Consumer confidence hits year high
Published: 28 Feb 2012 12:59 GMT+01:00
Updated: 28 Feb 2012 12:59 GMT+01:00
Market research company GfK released its latest index of household confidence, with the barometer forecast to rise fractionally to 6.0 points in March from 5.9 points in February, a statement said. That will bring it to its highest level since March 2011.
"Overall, consumer sentiment remained stable in February. While both economic expectations and consumers' willingness to spend slipped slightly, income expectations rose perceptibly," GfK said.
The headline consumer confidence index is based on responses from around 2,000 households with regard to their expectations about pay and the economy as a whole in the coming months, as well as their willingness to spend money.
Economy Minister Philipp Rösler hailed the seemingly unstoppable rise in consumer confidence.
It showed that "the domestic stimuli for the economy remain intact," Rösler said. "The German economy is continuing to excel in a very difficult environment in Europe."
Germany has indeed managed to shrug off the worst of the eurozone debt crisis thanks to deep structural reforms implemented in recent years, notching up robust growth of 3.0 percent last year, while unemployment fell to record lows.

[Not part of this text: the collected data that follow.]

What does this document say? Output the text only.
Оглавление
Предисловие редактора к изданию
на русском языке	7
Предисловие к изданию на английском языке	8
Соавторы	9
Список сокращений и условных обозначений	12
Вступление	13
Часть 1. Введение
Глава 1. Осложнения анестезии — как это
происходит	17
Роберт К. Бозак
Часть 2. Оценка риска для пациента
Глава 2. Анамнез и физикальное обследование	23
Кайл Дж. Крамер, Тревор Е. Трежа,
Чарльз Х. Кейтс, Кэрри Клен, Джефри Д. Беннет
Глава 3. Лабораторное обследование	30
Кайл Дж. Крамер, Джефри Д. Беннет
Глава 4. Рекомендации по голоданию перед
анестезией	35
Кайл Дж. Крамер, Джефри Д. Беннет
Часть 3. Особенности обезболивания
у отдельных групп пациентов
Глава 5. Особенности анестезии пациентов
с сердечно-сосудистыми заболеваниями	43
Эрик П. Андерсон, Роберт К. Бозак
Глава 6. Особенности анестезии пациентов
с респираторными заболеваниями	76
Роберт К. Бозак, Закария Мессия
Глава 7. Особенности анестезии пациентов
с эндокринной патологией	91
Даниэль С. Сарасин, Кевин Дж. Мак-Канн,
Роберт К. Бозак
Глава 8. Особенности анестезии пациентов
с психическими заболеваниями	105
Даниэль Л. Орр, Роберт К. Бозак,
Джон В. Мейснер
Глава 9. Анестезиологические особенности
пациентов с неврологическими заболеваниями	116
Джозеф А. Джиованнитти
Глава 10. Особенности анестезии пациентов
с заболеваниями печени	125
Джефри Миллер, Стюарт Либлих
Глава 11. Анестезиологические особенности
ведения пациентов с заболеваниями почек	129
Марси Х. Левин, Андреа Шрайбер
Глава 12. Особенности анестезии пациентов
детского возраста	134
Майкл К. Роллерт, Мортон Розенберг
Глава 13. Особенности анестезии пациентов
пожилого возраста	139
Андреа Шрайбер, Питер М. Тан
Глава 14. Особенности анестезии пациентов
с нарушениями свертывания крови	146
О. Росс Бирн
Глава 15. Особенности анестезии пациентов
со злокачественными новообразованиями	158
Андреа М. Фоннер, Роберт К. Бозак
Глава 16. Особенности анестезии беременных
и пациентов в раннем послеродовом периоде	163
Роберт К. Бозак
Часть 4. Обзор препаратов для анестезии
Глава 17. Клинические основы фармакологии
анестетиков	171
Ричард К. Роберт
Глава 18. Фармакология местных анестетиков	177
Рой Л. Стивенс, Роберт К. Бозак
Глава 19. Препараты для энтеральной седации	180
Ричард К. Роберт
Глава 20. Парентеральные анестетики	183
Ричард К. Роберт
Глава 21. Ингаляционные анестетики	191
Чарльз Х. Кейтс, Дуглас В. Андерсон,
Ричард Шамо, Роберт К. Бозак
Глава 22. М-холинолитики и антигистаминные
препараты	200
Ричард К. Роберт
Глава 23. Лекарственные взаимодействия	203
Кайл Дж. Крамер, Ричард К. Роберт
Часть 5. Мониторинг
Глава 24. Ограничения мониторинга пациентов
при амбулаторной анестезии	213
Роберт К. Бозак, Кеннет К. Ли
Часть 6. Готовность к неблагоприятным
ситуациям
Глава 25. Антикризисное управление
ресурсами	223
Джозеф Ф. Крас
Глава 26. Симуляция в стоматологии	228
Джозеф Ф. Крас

And with unemployment set to remain low, domestic demand is expected to be able to offset any weakness in exports resulting from the debt crisis, economists say.
"It looks as if nothing can shatter German confidence. For the time being at least, the eurozone's biggest economy looks like a country full of optimists," said Carsten Brzeski, senior economist at ING Belgium.
The GfK barometer was "continuing its non-stop rally since September. This bodes well for a further stabilisation of private consumption throughout 2012," the analyst said.
Last week, another leading indicator, the Ifo business climate index, rose for the fourth time in a row in February, hitting its highest level in seven months as robust domestic demand helped protect the German economy against the debt crisis.